As a Corpsman, I believe you understand that some of the providers we worked for may not have been some of the best. On my PS I included a memory of a Marine I examined while deployed, and had him visit the base Dr. The doctor was not concerned, but I was so I recommended to medevac him to a higher echelon of care. I feel if I include this they will think I "Mom & Popped" the first Dr. Turned out said Marine had a serious disease, and I was recognized for my actions. However, I feel that some may take this as me not obeying orders from the first Dr. Am I overthinking this? I feel my instincts and results of following them influenced me to pursue becoming a physician.
 
A personal statement should convey your motivation for medicine. A common pitfall is using it to explain an activity. You are right in noticing that there is an ECs section and you should write in detail about your experiences in that section.
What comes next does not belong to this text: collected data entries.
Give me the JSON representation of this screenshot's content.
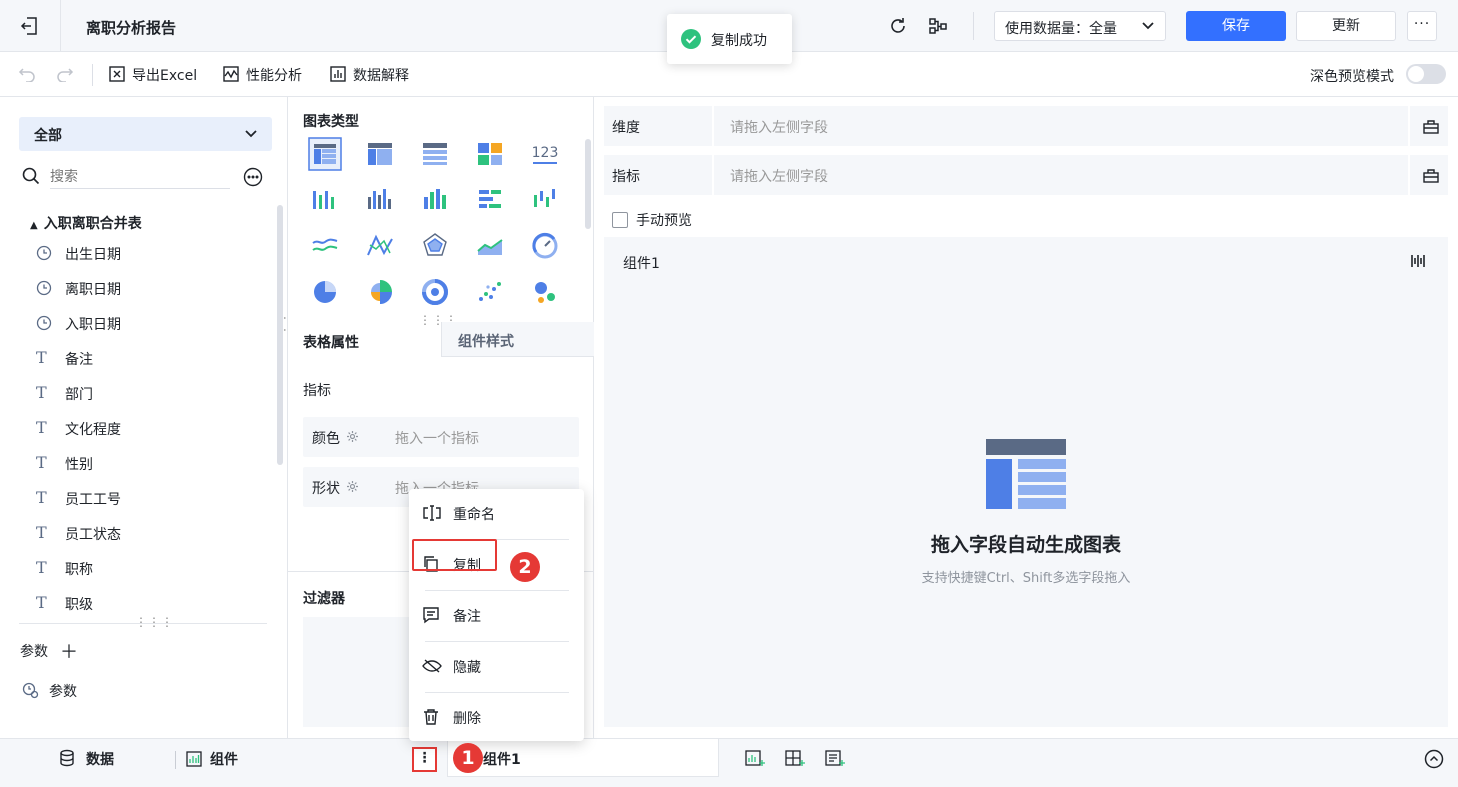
{
  "header": {
    "title": "离职分析报告",
    "data_volume_label": "使用数据量：全量",
    "save_label": "保存",
    "update_label": "更新",
    "more_label": "···"
  },
  "toast": {
    "text": "复制成功"
  },
  "toolbar": {
    "export_excel": "导出Excel",
    "performance": "性能分析",
    "data_explain": "数据解释",
    "dark_preview": "深色预览模式"
  },
  "left": {
    "scope": "全部",
    "search_placeholder": "搜索",
    "table_name": "入职离职合并表",
    "fields": [
      {
        "type": "date",
        "name": "出生日期"
      },
      {
        "type": "date",
        "name": "离职日期"
      },
      {
        "type": "date",
        "name": "入职日期"
      },
      {
        "type": "text",
        "name": "备注"
      },
      {
        "type": "text",
        "name": "部门"
      },
      {
        "type": "text",
        "name": "文化程度"
      },
      {
        "type": "text",
        "name": "性别"
      },
      {
        "type": "text",
        "name": "员工工号"
      },
      {
        "type": "text",
        "name": "员工状态"
      },
      {
        "type": "text",
        "name": "职称"
      },
      {
        "type": "text",
        "name": "职级"
      }
    ],
    "params_header": "参数",
    "params_item": "参数"
  },
  "middle": {
    "chart_type_title": "图表类型",
    "tab_table_attr": "表格属性",
    "tab_component_style": "组件样式",
    "metric_label": "指标",
    "color_label": "颜色",
    "color_placeholder": "拖入一个指标",
    "shape_label": "形状",
    "shape_placeholder": "拖入一个指标",
    "filter_title": "过滤器"
  },
  "right": {
    "dimension_label": "维度",
    "dimension_placeholder": "请拖入左侧字段",
    "metric_label": "指标",
    "metric_placeholder": "请拖入左侧字段",
    "manual_preview": "手动预览",
    "component_title": "组件1",
    "empty_title": "拖入字段自动生成图表",
    "empty_subtitle": "支持快捷键Ctrl、Shift多选字段拖入"
  },
  "context_menu": {
    "rename": "重命名",
    "copy": "复制",
    "note": "备注",
    "hide": "隐藏",
    "delete": "删除"
  },
  "bottom": {
    "data_tab": "数据",
    "component_tab": "组件",
    "component1_tab": "组件1"
  },
  "annotations": {
    "step1": "1",
    "step2": "2"
  },
  "colors": {
    "primary": "#3370ff",
    "highlight": "#e53935",
    "success": "#2ec27e"
  }
}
Your PS should include representative or important moments from those experiences, what you learned from these moments and how that experience influenced your desire to be a doctor. Well that's what I did anyway.

Regardless you are way ahead of the game, maybe take a break for a little bit. Thank you for your service and best of luck next cycle.
Couldn't have said it better myself. While calling upon your experiences and motives, incorporate something from past, present, and future that you feel highlights your drive towards medicine. You can't go wrong with that 3-part recipe
 
And you can sort of combine some activities/experiences into being ONE of the FIFTEEN.
 
As a Corpsman, I believe you understand that some of the providers we worked for may not have been some of the best. On my PS I included a memory of a Marine I examined while deployed, and had him visit the base Dr. The doctor was not concerned, but I was so I recommended to medevac him to a higher echelon of care. I feel if I include this they will think I "Mom & Popped" the first Dr. Turned out said Marine had a serious disease, and I was recognized for my actions. However, I feel that some may take this as me not obeying orders from the first Dr. Am I overthinking this? I feel my instincts and results of following them influenced me to pursue becoming a physician.
I think that story could be great. You do need to be sensitive about how you present it, as in don't just make it a tale of crappy doctors make it a tale of how you stayed with your patient and why you felt more strongly even though your physician was less convinced.

And just for the record, there are plenty of crappy doctors in the military and out of it.
 
I think that story could be great. You do need to be sensitive about how you present it, as in don't just make it a tale of crappy doctors make it a tale of how you stayed with your patient and why you felt more strongly even though your physician was less convinced.

And just for the record, there are plenty of crappy doctors in the military and out of it.
I concur. The best angle may be that you were willing to make a sacrifice (because the first doc might pull rank & come down on your head) to be sure that the Marine got the attention he needed. You stuck your neck out because you believed it was the right thing to do rather than "go along to get along" and that made all the difference.